Einst schätzten Sioux oder Comanchen das Fleisch der Bisons - künftig will Marcel Schulz deshalb den Geschmack der Wildnis auf deutsche Teller holen. "Der Absatz macht mir keine Sorgen. Viele Gaststätten und Privatleute haben schon bei mir angefragt", sagt Schulz. Das Fleisch der Tiere, der Kopf, das Fell - für alles würden sich Käufer finden. Indianer-Fans zahlten schon mal 1500 Euro für einen Bison-Schädel, hat Schulz den Markt analysiert - kein Massengeschäft, eher eine Nischenproduktion für Liebhaber. "Frisches Bisonfleisch kostet derzeit 80 Euro das Kilo, Tiefkühlware etwa die Hälfte", weiß er. Bisonfleisch erfülle höchste Qualitäts- und Gesundheitsansprüche und gehöre damit zweifellos an die Spitze aller Fleischarten. "Es ist das cholesterin- und fettärmste Fleisch, hat nur einen geringen Wasseranteil, kürzere Fasern und daher bessere Gareigenschaften. Trotz eines intensiveren Geschmacks schmeckt es nicht wildähnlich." Inhaltsstoffe wie Eisen, Kupfer, Selen und Zink seien verantwortlich für guten Geschmack und gute Verträglichkeit.

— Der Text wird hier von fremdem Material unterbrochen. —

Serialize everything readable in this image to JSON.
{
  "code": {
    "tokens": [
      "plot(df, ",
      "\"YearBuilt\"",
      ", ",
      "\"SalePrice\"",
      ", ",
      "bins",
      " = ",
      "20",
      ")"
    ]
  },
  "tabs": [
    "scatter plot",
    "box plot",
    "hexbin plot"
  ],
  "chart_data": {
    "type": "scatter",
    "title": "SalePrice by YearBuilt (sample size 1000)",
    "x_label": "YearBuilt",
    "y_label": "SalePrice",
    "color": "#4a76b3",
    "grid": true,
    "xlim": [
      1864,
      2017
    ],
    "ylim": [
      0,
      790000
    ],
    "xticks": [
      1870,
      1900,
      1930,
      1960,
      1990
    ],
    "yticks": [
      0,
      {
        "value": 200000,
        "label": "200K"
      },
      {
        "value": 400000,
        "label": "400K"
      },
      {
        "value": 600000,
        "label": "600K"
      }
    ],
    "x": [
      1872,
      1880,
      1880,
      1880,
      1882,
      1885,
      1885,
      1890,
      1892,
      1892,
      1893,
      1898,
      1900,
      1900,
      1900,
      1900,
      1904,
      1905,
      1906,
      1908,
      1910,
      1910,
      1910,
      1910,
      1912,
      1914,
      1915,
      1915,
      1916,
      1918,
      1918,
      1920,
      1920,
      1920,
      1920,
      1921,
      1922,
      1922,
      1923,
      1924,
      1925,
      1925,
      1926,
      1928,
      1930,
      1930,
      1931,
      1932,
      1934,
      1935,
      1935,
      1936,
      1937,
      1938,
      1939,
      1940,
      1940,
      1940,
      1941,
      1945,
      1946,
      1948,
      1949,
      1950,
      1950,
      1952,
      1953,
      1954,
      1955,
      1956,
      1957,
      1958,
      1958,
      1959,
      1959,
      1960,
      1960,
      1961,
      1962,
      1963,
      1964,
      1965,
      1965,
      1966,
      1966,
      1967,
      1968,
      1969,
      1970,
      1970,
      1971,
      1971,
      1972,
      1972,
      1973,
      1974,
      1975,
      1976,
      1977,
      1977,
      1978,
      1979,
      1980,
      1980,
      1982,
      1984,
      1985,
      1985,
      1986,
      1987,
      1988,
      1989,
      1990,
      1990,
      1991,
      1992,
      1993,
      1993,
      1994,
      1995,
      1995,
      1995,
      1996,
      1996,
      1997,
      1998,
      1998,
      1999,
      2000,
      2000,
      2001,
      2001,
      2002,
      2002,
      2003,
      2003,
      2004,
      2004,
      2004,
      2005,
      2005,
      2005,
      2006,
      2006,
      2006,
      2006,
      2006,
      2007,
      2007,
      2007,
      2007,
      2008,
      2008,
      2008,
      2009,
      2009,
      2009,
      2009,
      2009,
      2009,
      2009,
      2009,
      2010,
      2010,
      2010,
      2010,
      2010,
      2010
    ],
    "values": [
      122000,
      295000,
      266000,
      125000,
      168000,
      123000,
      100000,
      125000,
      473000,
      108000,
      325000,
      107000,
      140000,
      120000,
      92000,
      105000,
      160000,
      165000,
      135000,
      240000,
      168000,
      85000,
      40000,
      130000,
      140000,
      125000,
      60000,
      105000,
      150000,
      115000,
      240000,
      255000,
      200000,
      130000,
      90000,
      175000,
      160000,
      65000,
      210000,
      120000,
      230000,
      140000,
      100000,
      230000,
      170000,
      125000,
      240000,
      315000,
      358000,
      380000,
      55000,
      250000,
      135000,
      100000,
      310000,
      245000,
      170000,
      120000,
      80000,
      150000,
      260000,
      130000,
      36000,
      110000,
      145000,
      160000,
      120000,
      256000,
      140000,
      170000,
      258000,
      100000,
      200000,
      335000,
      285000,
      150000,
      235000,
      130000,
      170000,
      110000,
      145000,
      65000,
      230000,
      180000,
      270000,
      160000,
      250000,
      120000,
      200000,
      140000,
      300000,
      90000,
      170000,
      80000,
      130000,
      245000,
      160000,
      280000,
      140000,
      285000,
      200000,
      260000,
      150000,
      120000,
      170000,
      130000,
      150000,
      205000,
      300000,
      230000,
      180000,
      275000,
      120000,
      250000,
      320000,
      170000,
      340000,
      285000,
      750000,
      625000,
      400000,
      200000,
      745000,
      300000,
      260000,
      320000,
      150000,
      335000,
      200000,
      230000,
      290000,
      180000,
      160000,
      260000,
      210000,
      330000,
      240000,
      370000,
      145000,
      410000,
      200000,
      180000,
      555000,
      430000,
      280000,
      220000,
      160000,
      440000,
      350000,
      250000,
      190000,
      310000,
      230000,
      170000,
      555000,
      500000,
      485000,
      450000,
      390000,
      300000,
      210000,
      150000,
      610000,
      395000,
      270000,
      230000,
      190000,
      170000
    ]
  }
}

Besonders geeignet ist Bisonfleisch auch für Allergiker

"Besonders geeignet ist Bisonfleisch auch für Allergiker. In den USA und in Kanada wird es sogar als Therapiefleisch in Krankenhäusern und Diätkliniken eingesetzt. Selbst Spitzenköche kommen bei der ersten Begegnung mit Bisonfleisch aus dem Staunen nicht heraus", weiß Schulz überdies zu berichten. Er, der der geheimnisvollen Aura, die diese Tiere verbreiten, völlig verfallen zu sein scheint. Und deshalb auch sehr gut verstehen kann, warum die Indianer die Bisons damals wie heute als spirituelle Lebensspender verehren.